Crowd sitting and listening to Medea Benjamin talk about drone warfare (perspective from the back of the room)

For this reporter, however, the most striking description that Benjamin gave during her presentation was of life in those areas where the drones are most active. The sound of their engines flying off in the distance can be heard constantly, giving a constant reminder to all of the residents of the villages in the affected areas — from children to the very old — that a deadly attack can come at any moment. This image of a population being constantly on edge in this way reminded me of descriptions of the psychological terror (even beyond the physical one) that the German V-1 Flying Bomb had on the residents of England as the approaching buzzing sound of its engine could be heard by all around until the sound suddenly cut off, signaling that it would soon hit its target with a terrific and deadly explosion.
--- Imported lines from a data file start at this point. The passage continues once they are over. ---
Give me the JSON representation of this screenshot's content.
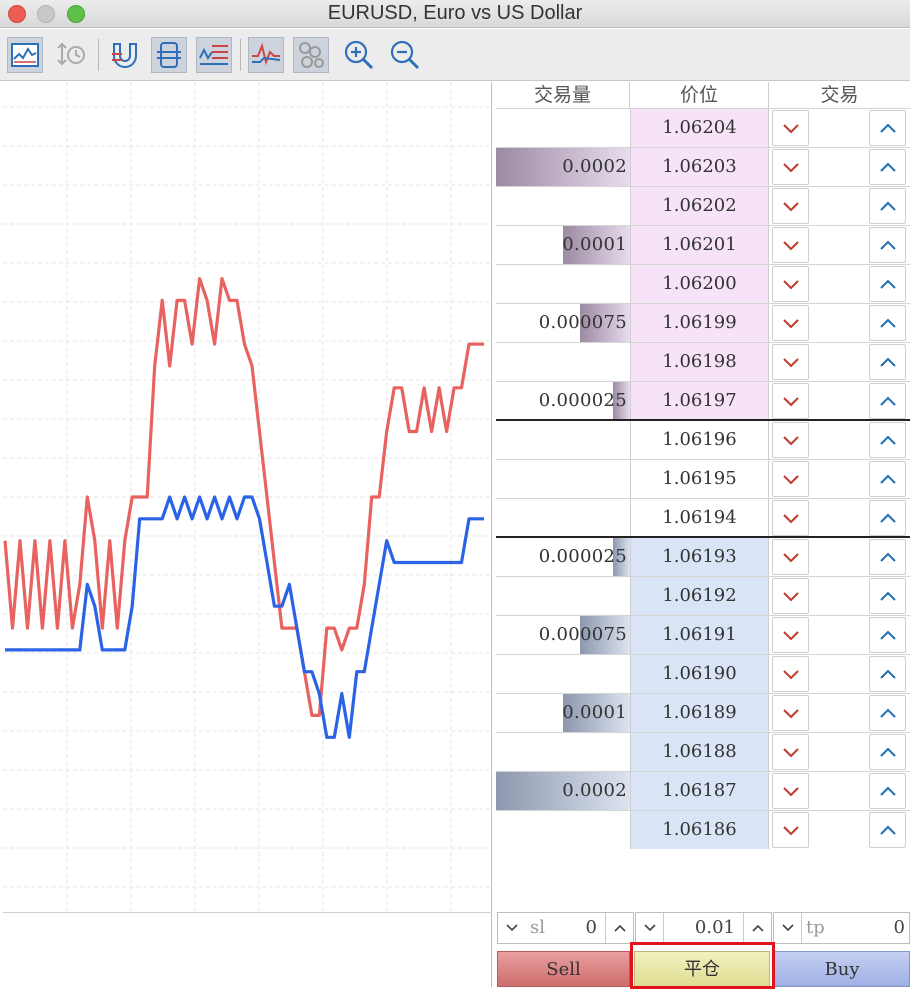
{
  "window": {
    "title": "EURUSD, Euro vs US Dollar"
  },
  "toolbar": {
    "buttons": [
      {
        "name": "chart-icon",
        "active": true
      },
      {
        "name": "history-icon",
        "active": false
      },
      {
        "name": "magnet-icon",
        "active": false
      },
      {
        "name": "depth-icon",
        "active": true
      },
      {
        "name": "list-icon",
        "active": true
      },
      {
        "name": "tick-chart-icon",
        "active": true
      },
      {
        "name": "bubbles-icon",
        "active": true
      },
      {
        "name": "zoom-in-icon",
        "active": false
      },
      {
        "name": "zoom-out-icon",
        "active": false
      }
    ]
  },
  "chart_data": {
    "type": "line",
    "series": [
      {
        "color": "#e8625f",
        "values": [
          0.57,
          0.53,
          0.57,
          0.53,
          0.57,
          0.53,
          0.57,
          0.53,
          0.57,
          0.53,
          0.55,
          0.59,
          0.57,
          0.53,
          0.57,
          0.53,
          0.57,
          0.59,
          0.59,
          0.59,
          0.65,
          0.68,
          0.65,
          0.68,
          0.68,
          0.66,
          0.69,
          0.68,
          0.66,
          0.69,
          0.68,
          0.68,
          0.66,
          0.65,
          0.62,
          0.59,
          0.56,
          0.53,
          0.53,
          0.53,
          0.51,
          0.49,
          0.49,
          0.53,
          0.53,
          0.52,
          0.53,
          0.53,
          0.55,
          0.59,
          0.59,
          0.62,
          0.64,
          0.64,
          0.62,
          0.62,
          0.64,
          0.62,
          0.64,
          0.62,
          0.64,
          0.64,
          0.66,
          0.66,
          0.66
        ]
      },
      {
        "color": "#2b63e6",
        "values": [
          0.52,
          0.52,
          0.52,
          0.52,
          0.52,
          0.52,
          0.52,
          0.52,
          0.52,
          0.52,
          0.52,
          0.55,
          0.54,
          0.52,
          0.52,
          0.52,
          0.52,
          0.54,
          0.58,
          0.58,
          0.58,
          0.58,
          0.59,
          0.58,
          0.59,
          0.58,
          0.59,
          0.58,
          0.59,
          0.58,
          0.59,
          0.58,
          0.59,
          0.59,
          0.58,
          0.56,
          0.54,
          0.54,
          0.55,
          0.53,
          0.51,
          0.51,
          0.5,
          0.48,
          0.48,
          0.5,
          0.48,
          0.51,
          0.51,
          0.53,
          0.55,
          0.57,
          0.56,
          0.56,
          0.56,
          0.56,
          0.56,
          0.56,
          0.56,
          0.56,
          0.56,
          0.56,
          0.58,
          0.58,
          0.58
        ]
      }
    ]
  },
  "dom": {
    "headers": {
      "volume": "交易量",
      "price": "价位",
      "trade": "交易"
    },
    "ask_color": "#f7e3f7",
    "bid_color": "#d9e5f7",
    "rows": [
      {
        "price": "1.06204",
        "volume": "",
        "side": "ask",
        "fill": 0
      },
      {
        "price": "1.06203",
        "volume": "0.0002",
        "side": "ask",
        "fill": 1.0
      },
      {
        "price": "1.06202",
        "volume": "",
        "side": "ask",
        "fill": 0
      },
      {
        "price": "1.06201",
        "volume": "0.0001",
        "side": "ask",
        "fill": 0.5
      },
      {
        "price": "1.06200",
        "volume": "",
        "side": "ask",
        "fill": 0
      },
      {
        "price": "1.06199",
        "volume": "0.000075",
        "side": "ask",
        "fill": 0.375
      },
      {
        "price": "1.06198",
        "volume": "",
        "side": "ask",
        "fill": 0
      },
      {
        "price": "1.06197",
        "volume": "0.000025",
        "side": "ask",
        "fill": 0.125
      },
      {
        "price": "1.06196",
        "volume": "",
        "side": "mid",
        "fill": 0
      },
      {
        "price": "1.06195",
        "volume": "",
        "side": "mid",
        "fill": 0
      },
      {
        "price": "1.06194",
        "volume": "",
        "side": "mid",
        "fill": 0
      },
      {
        "price": "1.06193",
        "volume": "0.000025",
        "side": "bid",
        "fill": 0.125
      },
      {
        "price": "1.06192",
        "volume": "",
        "side": "bid",
        "fill": 0
      },
      {
        "price": "1.06191",
        "volume": "0.000075",
        "side": "bid",
        "fill": 0.375
      },
      {
        "price": "1.06190",
        "volume": "",
        "side": "bid",
        "fill": 0
      },
      {
        "price": "1.06189",
        "volume": "0.0001",
        "side": "bid",
        "fill": 0.5
      },
      {
        "price": "1.06188",
        "volume": "",
        "side": "bid",
        "fill": 0
      },
      {
        "price": "1.06187",
        "volume": "0.0002",
        "side": "bid",
        "fill": 1.0
      },
      {
        "price": "1.06186",
        "volume": "",
        "side": "bid",
        "fill": 0
      }
    ]
  },
  "order": {
    "sl_placeholder": "sl",
    "sl_value": "0",
    "lot_value": "0.01",
    "tp_placeholder": "tp",
    "tp_value": "0",
    "sell_label": "Sell",
    "close_label": "平仓",
    "buy_label": "Buy"
  }
}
Of course, the residents of these villages don’t even have that much warning: since the Hellfire missiles the attack drones fire go faster than the speed of sound, the deadly missile strikes occur instantaneously.

Benjamin concluded her talk by stating that the most effective way to oppose drones at this point in time was to have communities pass resolutions stating that they were drone-free zones, much as many municipalities declared themselves to be nuclear-free zones in the 1980s.